Wednesday, June 16, 2021

Self-regarding moral reasons

Many contemporary ethicists believe that:

  1. Moral reasons are always other-regarding.

Add this very plausible premise:

  1. No action that is on balance supported by moral reasons is bad.

Suppose Alice is out of food on a desert island. She will die of starvation in a week. A malfunctioning robot shows up and offers her a deal (Alice verifies the robot’s buggy software to ensure it would follow-through on the deal). In exchange for her agreeing to be tortured horribly for the week of life that she has left, the robot will fly to the other side of the world, and tell a joke to a random stranger who will have a minute of enjoyment from the joke.

Clearly, Alice has a moral reason to go for the deal: it will brighten up a stranger’s day. By (1), accepting the deal is on balance supported by moral reasons, for the only relevant moral reason against the deal is the harm to Alice. Thus, the action is not bad by (2). But it is clearly a bad action.

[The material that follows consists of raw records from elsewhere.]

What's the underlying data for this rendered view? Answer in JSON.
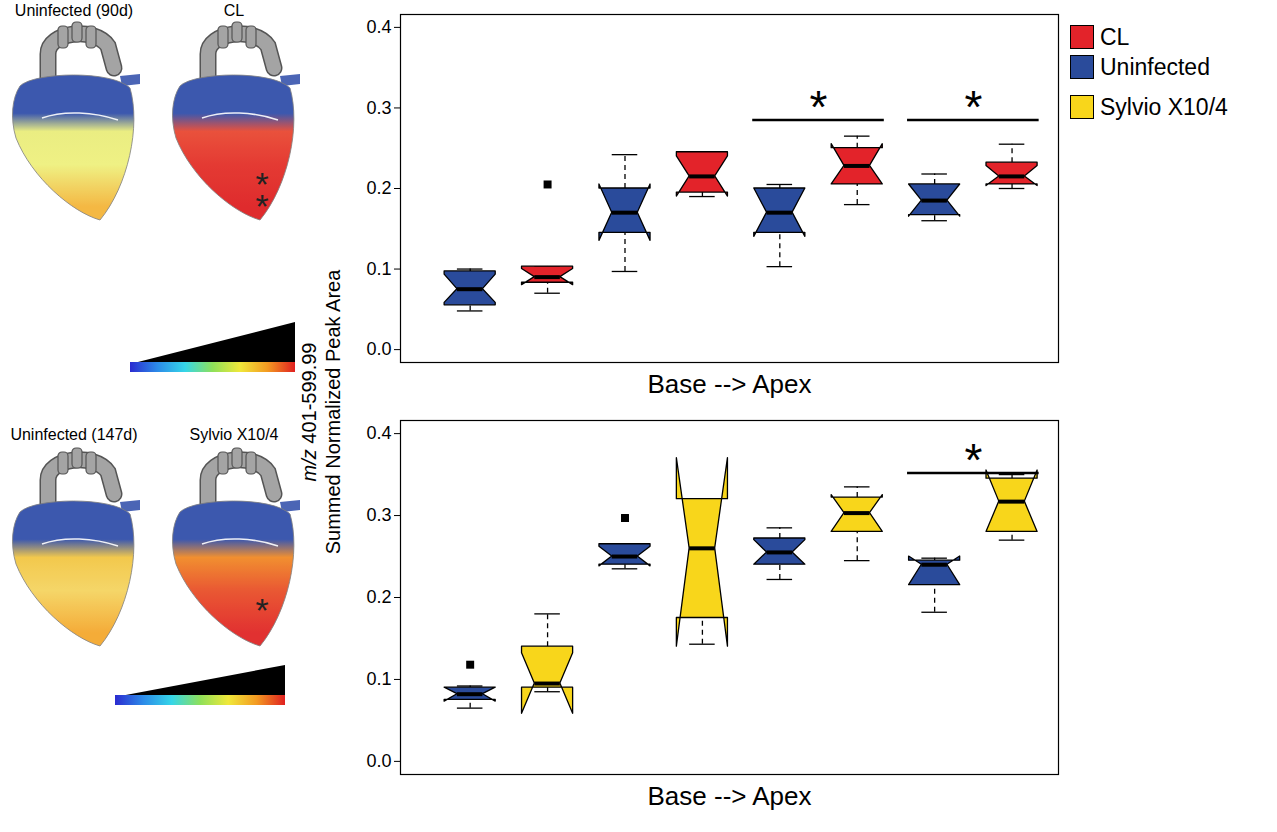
{
  "chart_data": [
    {
      "type": "box",
      "xlabel": "Base --> Apex",
      "categories": [
        null,
        null,
        null,
        null
      ],
      "ylim": [
        -0.016,
        0.416
      ],
      "yticks": [
        {
          "value": 0,
          "label": "0.0"
        },
        0.1,
        0.2,
        0.3,
        0.4
      ],
      "series": [
        {
          "name": "Uninfected",
          "color": "#2a4b9b",
          "boxes": [
            {
              "min": 0.048,
              "q1": 0.055,
              "median": 0.075,
              "q3": 0.097,
              "max": 0.1,
              "notch": [
                0.058,
                0.093
              ],
              "outliers": []
            },
            {
              "min": 0.097,
              "q1": 0.145,
              "median": 0.17,
              "q3": 0.2,
              "max": 0.242,
              "notch": [
                0.135,
                0.205
              ],
              "outliers": []
            },
            {
              "min": 0.103,
              "q1": 0.145,
              "median": 0.17,
              "q3": 0.2,
              "max": 0.205,
              "notch": [
                0.14,
                0.2
              ],
              "outliers": []
            },
            {
              "min": 0.16,
              "q1": 0.167,
              "median": 0.185,
              "q3": 0.205,
              "max": 0.218,
              "notch": [
                0.165,
                0.205
              ],
              "outliers": []
            }
          ]
        },
        {
          "name": "CL",
          "color": "#e3232a",
          "boxes": [
            {
              "min": 0.07,
              "q1": 0.083,
              "median": 0.09,
              "q3": 0.103,
              "max": 0.103,
              "notch": [
                0.08,
                0.1
              ],
              "outliers": [
                0.205
              ]
            },
            {
              "min": 0.19,
              "q1": 0.195,
              "median": 0.215,
              "q3": 0.245,
              "max": 0.245,
              "notch": [
                0.19,
                0.24
              ],
              "outliers": []
            },
            {
              "min": 0.18,
              "q1": 0.205,
              "median": 0.228,
              "q3": 0.25,
              "max": 0.265,
              "notch": [
                0.205,
                0.255
              ],
              "outliers": []
            },
            {
              "min": 0.2,
              "q1": 0.205,
              "median": 0.215,
              "q3": 0.232,
              "max": 0.255,
              "notch": [
                0.203,
                0.228
              ],
              "outliers": []
            }
          ]
        }
      ],
      "significance": [
        {
          "index": 2,
          "y": 0.285,
          "label": "*"
        },
        {
          "index": 3,
          "y": 0.285,
          "label": "*"
        }
      ]
    },
    {
      "type": "box",
      "xlabel": "Base --> Apex",
      "categories": [
        null,
        null,
        null,
        null
      ],
      "ylim": [
        -0.016,
        0.416
      ],
      "yticks": [
        {
          "value": 0,
          "label": "0.0"
        },
        0.1,
        0.2,
        0.3,
        0.4
      ],
      "series": [
        {
          "name": "Uninfected",
          "color": "#2a4b9b",
          "boxes": [
            {
              "min": 0.065,
              "q1": 0.075,
              "median": 0.082,
              "q3": 0.09,
              "max": 0.092,
              "notch": [
                0.073,
                0.09
              ],
              "outliers": [
                0.118
              ]
            },
            {
              "min": 0.235,
              "q1": 0.24,
              "median": 0.25,
              "q3": 0.265,
              "max": 0.265,
              "notch": [
                0.238,
                0.262
              ],
              "outliers": [
                0.297
              ]
            },
            {
              "min": 0.222,
              "q1": 0.24,
              "median": 0.255,
              "q3": 0.272,
              "max": 0.285,
              "notch": [
                0.24,
                0.27
              ],
              "outliers": []
            },
            {
              "min": 0.182,
              "q1": 0.215,
              "median": 0.24,
              "q3": 0.245,
              "max": 0.248,
              "notch": [
                0.215,
                0.25
              ],
              "outliers": []
            }
          ]
        },
        {
          "name": "Sylvio X10/4",
          "color": "#f8d61b",
          "boxes": [
            {
              "min": 0.085,
              "q1": 0.09,
              "median": 0.095,
              "q3": 0.14,
              "max": 0.18,
              "notch": [
                0.058,
                0.132
              ],
              "outliers": []
            },
            {
              "min": 0.143,
              "q1": 0.175,
              "median": 0.26,
              "q3": 0.32,
              "max": 0.32,
              "notch": [
                0.14,
                0.37
              ],
              "outliers": []
            },
            {
              "min": 0.245,
              "q1": 0.28,
              "median": 0.303,
              "q3": 0.322,
              "max": 0.335,
              "notch": [
                0.28,
                0.325
              ],
              "outliers": []
            },
            {
              "min": 0.27,
              "q1": 0.28,
              "median": 0.317,
              "q3": 0.345,
              "max": 0.35,
              "notch": [
                0.28,
                0.355
              ],
              "outliers": []
            }
          ]
        }
      ],
      "significance": [
        {
          "index": 3,
          "y": 0.352,
          "label": "*"
        }
      ]
    }
  ],
  "shared_y_label": [
    "m/z 401-599.99",
    "Summed Normalized Peak Area"
  ],
  "legend": "right",
  "legend_entries": [
    {
      "name": "CL",
      "color": "#e3232a"
    },
    {
      "name": "Uninfected",
      "color": "#2a4b9b"
    },
    {
      "name": "Sylvio X10/4",
      "color": "#f8d61b"
    }
  ],
  "hearts": [
    {
      "label": "Uninfected (90d)",
      "colors": [
        "#2c4aa8",
        "#e9ec78",
        "#eef07a",
        "#f3b234"
      ]
    },
    {
      "label": "CL",
      "colors": [
        "#2c4aa8",
        "#e8432c",
        "#e22a22",
        "#dd1a1c"
      ],
      "annotation": "**"
    },
    {
      "label": "Uninfected (147d)",
      "colors": [
        "#2c4aa8",
        "#f1c43e",
        "#f5d35c",
        "#f4a528"
      ]
    },
    {
      "label": "Sylvio X10/4",
      "colors": [
        "#2c4aa8",
        "#f0861f",
        "#e84a22",
        "#df2020"
      ],
      "annotation": "*"
    }
  ]
}
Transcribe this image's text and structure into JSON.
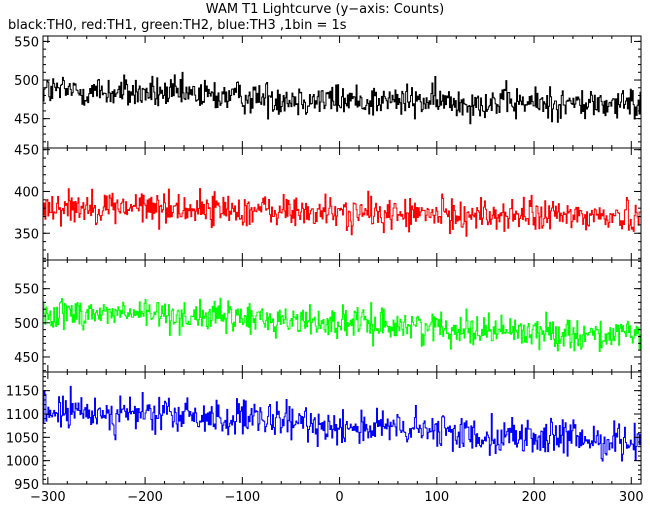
{
  "title": "WAM T1 Lightcurve (y−axis: Counts)",
  "subtitle": "black:TH0, red:TH1, green:TH2, blue:TH3 ,1bin = 1s",
  "chart_data": {
    "type": "line",
    "x_range": [
      -305,
      310
    ],
    "x_ticks": [
      -300,
      -200,
      -100,
      0,
      100,
      200,
      300
    ],
    "x_tick_labels": [
      "−300",
      "−200",
      "−100",
      "0",
      "100",
      "200",
      "300"
    ],
    "bin_size_s": 1,
    "panels": [
      {
        "series_name": "TH0",
        "color": "#000000",
        "ylim": [
          412,
          557
        ],
        "y_ticks": [
          450,
          500,
          550
        ],
        "trend": [
          [
            -305,
            487
          ],
          [
            -200,
            483
          ],
          [
            -100,
            478
          ],
          [
            0,
            474
          ],
          [
            100,
            472
          ],
          [
            200,
            470
          ],
          [
            310,
            468
          ]
        ],
        "noise_amplitude": 30
      },
      {
        "series_name": "TH1",
        "color": "#ff0000",
        "ylim": [
          318,
          452
        ],
        "y_ticks": [
          350,
          400,
          450
        ],
        "trend": [
          [
            -305,
            383
          ],
          [
            -200,
            381
          ],
          [
            -100,
            378
          ],
          [
            0,
            374
          ],
          [
            100,
            372
          ],
          [
            200,
            371
          ],
          [
            310,
            370
          ]
        ],
        "noise_amplitude": 28
      },
      {
        "series_name": "TH2",
        "color": "#00ff00",
        "ylim": [
          428,
          592
        ],
        "y_ticks": [
          450,
          500,
          550
        ],
        "trend": [
          [
            -305,
            515
          ],
          [
            -200,
            513
          ],
          [
            -100,
            507
          ],
          [
            0,
            500
          ],
          [
            100,
            494
          ],
          [
            200,
            487
          ],
          [
            310,
            480
          ]
        ],
        "noise_amplitude": 32
      },
      {
        "series_name": "TH3",
        "color": "#0000ff",
        "ylim": [
          950,
          1190
        ],
        "y_ticks": [
          950,
          1000,
          1050,
          1100,
          1150
        ],
        "trend": [
          [
            -305,
            1105
          ],
          [
            -200,
            1100
          ],
          [
            -100,
            1088
          ],
          [
            0,
            1075
          ],
          [
            100,
            1062
          ],
          [
            200,
            1050
          ],
          [
            310,
            1040
          ]
        ],
        "noise_amplitude": 55
      }
    ]
  }
}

I suppose one could reject (2), but it seems to me much better to reject (1), and to hold that prudence is a moral virtue, and if Alice takes the deal, she is morally failing by imprudence.


Ibrahim Dagher said...

Why think, though, that Alice's action is immoral? It seems the correct thing to say is that Alice's action is not obligatory, for her deciding not to torture herself for a week in order to provide a stranger with a minute of enjoyment is not by any means morally obligatory. I don't know, though, that it is correct to say Alice must refrain from the action, or that it is the morally correct thing to do. It is just non-obligatory. So, it is not a relevant counterexample to (1) & (2).

Michael Gonzalez said...

If God exists, then Alice could have an other-regarding reason not to take the deal.

Alexander R Pruss said...


I didn't say it was immoral, but it is defective, bad. She would be a practically stupid person to do it.